When FallbackProvider is the right choice: you need result consensus across multiple nodes (e.g. reading from multiple archive nodes and comparing answers).

When ethers-rpc-pool is the right choice: you need high-throughput, rate-limit-aware, observable RPC access from a backend service — and you don't care which node answers, only that someone does quickly and reliably.

Known FallbackProvider issues in production

Several recurring problems are documented in the ethers.js issue tracker:

  • Hangs on slow RPCs — if one backend stalls, the entire provider can stall even when others are healthy (#2030)
  • Fires all backends simultaneously — even with quorum: 1, every request is sent to all backends, wasting RPC quota (#3118)
  • No rate-limit awareness — no concept of per-endpoint RPS limits or Retry-After headers
  • Broken error handling for non-ETH errors — a 401 Unauthorized can be reported as contract reversion (discussion #3500)

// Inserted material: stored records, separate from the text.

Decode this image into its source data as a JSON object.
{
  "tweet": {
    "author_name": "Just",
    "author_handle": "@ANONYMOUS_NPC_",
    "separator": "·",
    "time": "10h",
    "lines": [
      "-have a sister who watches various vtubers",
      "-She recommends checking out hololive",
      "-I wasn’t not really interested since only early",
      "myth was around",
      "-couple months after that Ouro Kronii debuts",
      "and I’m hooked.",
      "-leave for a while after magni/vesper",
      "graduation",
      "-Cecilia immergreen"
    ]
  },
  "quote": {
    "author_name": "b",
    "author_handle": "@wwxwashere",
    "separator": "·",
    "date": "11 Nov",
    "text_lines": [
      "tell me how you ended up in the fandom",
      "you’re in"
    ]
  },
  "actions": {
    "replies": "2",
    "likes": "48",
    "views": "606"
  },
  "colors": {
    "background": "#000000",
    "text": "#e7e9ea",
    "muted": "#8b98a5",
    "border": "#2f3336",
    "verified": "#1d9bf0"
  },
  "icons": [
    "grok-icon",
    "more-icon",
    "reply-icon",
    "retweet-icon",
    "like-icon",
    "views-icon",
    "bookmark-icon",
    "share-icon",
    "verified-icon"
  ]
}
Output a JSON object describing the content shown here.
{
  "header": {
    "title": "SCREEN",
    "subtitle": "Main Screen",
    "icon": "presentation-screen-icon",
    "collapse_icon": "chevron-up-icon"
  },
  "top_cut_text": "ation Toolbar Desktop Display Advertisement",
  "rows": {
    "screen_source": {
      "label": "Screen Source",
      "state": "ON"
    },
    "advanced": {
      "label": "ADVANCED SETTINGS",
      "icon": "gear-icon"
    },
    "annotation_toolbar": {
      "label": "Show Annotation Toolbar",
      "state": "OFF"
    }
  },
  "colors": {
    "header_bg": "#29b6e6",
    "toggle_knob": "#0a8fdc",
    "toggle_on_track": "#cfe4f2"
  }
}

ethers-rpc-pool addresses all of these.


Features

  • 🔀 Load balancing with EWMA latency-based routing (P2C) across multiple RPC endpoints
  • 🚦 Per-endpoint concurrency limit (inFlight)
  • 🔁 Retry with exponential backoff and jitter
  • ⚡ Automatic failover on retryable errors
  • 🔒 Circuit breaker with half-open probe per endpoint
  • 📍 Pinned provider for consistent chain-state reads across multiple calls
  • 📊 Built-in request statistics
  • 🧩 Drop-in replacement for JsonRpcProvider
  • ✅ 100 % test coverage (lines, statements, functions)

Requirements

  • Node >= 18
  • ethers v6

Installation

npm install ethers-rpc-pool

Quick Start

import { RPCPoolProvider } from 'ethers-rpc-pool';

const poolProvider = new RPCPoolProvider({
  network: 1,
  rpc: [
    { url: 'https://eth.drpc.org' },
    { url: 'https://eth1.lava.build' },
    { url: 'https://rpc.mevblocker.io' },
    { url: 'https://eth.blockrazor.xyz' },
    // Override defaults for a specific endpoint:
    { url: 'https://public-eth.nownodes.io', rps: 5, inFlight: 2 },
  ],
  // Applied to every endpoint unless overridden per-item above:
  defaultRpcOptions: { inFlight: 1, timeout: 3000, rps: 2, rpsBurst: 5 },
  retry: { attempts: 3 },
});

// Drop-in replacement for JsonRpcProvider:
const blockNumber = await poolProvider.getBlockNumber();
const balance = await poolProvider.getBalance('0x...');

Configuration

Interfaces

interface RPCPoolProviderParams {
  network: Networkish; // chain ID number, name string, or ethers Network object
  rpc: RpcEndpointOptions[]; // list of RPC endpoints
  defaultRpcOptions: {
    inFlight: number; // required; other fields are optional
    timeout?: number;
    rps?: number;
    rpsBurst?: number;
  };
  retry: {
    attempts: number; // max number of unique endpoints to try
  };
  hooks?: {
    onEvent(e: RpcEvent): void;
  };
}
// Options for a single RPC endpoint.
// Per-endpoint values override defaultRpcOptions.
interface RpcEndpointOptions {
  url: string | FetchRequest; // endpoint URL
  priority?: number; // routing tier (default 0, higher = tried first)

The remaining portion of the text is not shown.